Menurut Andi, matahari terbit lebih cepat ini ini lazim terjadi setiap tahun dengan waktu terbit Matahari dan tanggal yang kurang lebih sama.

“Tidak perlu panik menyikapi hal ini dikarenakan fenomena ini adalah fenomena alami yang memang lazim terjadi setiap tahun,” jelasnya.

Sementara itu, dua bulan lagi sejak tanggal 25 hingga 31 Januari 2022 mendatang, Matahari akan terbenam lebih cepat untuk Jawa, Bali dan Nusa Tenggara.

Suarapakar.com - Kelas Fakartrading 1 bulan

Baca juga: Jelang Matahari Mati, Ini yang Akan Dialami Bumi

Dampak Matahari Terbit Lebih Cepat

Fenomena Matahari terbit lebih cepat tidak memberikan dampak apa pun. Peneliti di Pusat Sains Antariksa Lembaga Penerbangan dan Antariksa Nasional (Lapan) Badan Riset dan Inovasi Nasional (BRIN) Andi Pangerang menegaskan, tidak ada dampak apa pun akibat dari fenomena tersebut.

“Tidak ada (dampak apa pun). Hanya lebih cepat saja terbitnya,” ujar Andi

Andi juga menambahkan, fenomena ini juga bukan tanda suatu bencana.

“Memang sudah alamiah,” kata dia.

Selain itu, Andi juga menjelaskan bahwa Matahari terbit lebih awal karena Bumi berotasi terhadap sumbunya dengan kemiringan 66,6 derajat terhadap bidang edar atau ekliptika.
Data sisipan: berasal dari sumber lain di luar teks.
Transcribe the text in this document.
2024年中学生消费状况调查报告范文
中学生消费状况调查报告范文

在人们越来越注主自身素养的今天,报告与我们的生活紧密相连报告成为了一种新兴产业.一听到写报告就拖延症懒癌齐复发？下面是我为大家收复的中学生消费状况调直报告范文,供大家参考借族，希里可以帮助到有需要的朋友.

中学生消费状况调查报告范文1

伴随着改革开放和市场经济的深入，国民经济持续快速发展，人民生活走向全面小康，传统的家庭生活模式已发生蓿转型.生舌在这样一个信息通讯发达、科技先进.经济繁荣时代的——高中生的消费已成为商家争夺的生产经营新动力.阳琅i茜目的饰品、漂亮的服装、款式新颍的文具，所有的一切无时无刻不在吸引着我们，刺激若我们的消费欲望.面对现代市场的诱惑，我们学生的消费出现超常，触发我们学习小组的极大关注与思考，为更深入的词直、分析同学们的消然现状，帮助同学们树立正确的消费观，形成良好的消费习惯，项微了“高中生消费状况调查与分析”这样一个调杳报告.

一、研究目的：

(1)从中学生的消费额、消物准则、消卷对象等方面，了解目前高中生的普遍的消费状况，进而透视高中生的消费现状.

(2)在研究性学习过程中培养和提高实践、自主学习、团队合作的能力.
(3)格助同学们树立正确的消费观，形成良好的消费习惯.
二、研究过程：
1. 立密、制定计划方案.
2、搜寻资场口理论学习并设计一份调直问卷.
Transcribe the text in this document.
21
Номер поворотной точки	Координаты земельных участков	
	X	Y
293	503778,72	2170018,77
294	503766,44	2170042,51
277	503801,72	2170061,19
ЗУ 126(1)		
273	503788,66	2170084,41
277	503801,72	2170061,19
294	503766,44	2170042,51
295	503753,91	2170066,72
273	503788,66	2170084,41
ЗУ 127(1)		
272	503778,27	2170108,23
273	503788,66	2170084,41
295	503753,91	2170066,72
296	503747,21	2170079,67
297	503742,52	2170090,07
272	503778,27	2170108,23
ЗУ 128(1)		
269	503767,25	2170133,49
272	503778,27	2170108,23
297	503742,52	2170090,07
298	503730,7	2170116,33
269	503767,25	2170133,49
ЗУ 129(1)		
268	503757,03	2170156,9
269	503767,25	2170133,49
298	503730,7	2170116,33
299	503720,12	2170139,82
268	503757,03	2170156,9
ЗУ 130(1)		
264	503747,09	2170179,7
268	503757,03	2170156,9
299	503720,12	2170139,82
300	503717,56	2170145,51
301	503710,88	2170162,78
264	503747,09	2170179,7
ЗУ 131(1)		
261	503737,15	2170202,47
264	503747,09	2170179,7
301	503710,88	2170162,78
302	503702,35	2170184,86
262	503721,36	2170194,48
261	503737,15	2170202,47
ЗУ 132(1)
Secara bersamaan, Bumi juga mengelilingi Matahari dengan sumbu rotasi yang miring tersebut.

“Miringnya sumbu rotasi Bumi saat mengelilingi Matahari dapat menyebabkan waktu terbit dan terbenam Matahari akan bervariasi selama satu tahun, baik itu lebih cepat maupun lebih lambat,” ujar Andi.

Saat sumbu rotasi di belahan utara Bumi dan kutub utara Bumi miring ke arah Matahari, maka Matahari akan terbit lebih cepat dan terbenam lebih lambat di belahan utara Bumi. Hal ini terjadi saat Solstis Juni, yakni ketika Matahari berada paling Utara saat tengah hari.

Andi pun membeberkan waktu Matahari terbit lebih cepat untuk kawasan Jawa, Bali, NTB pada 13-18 November 2021 sebagai berikut.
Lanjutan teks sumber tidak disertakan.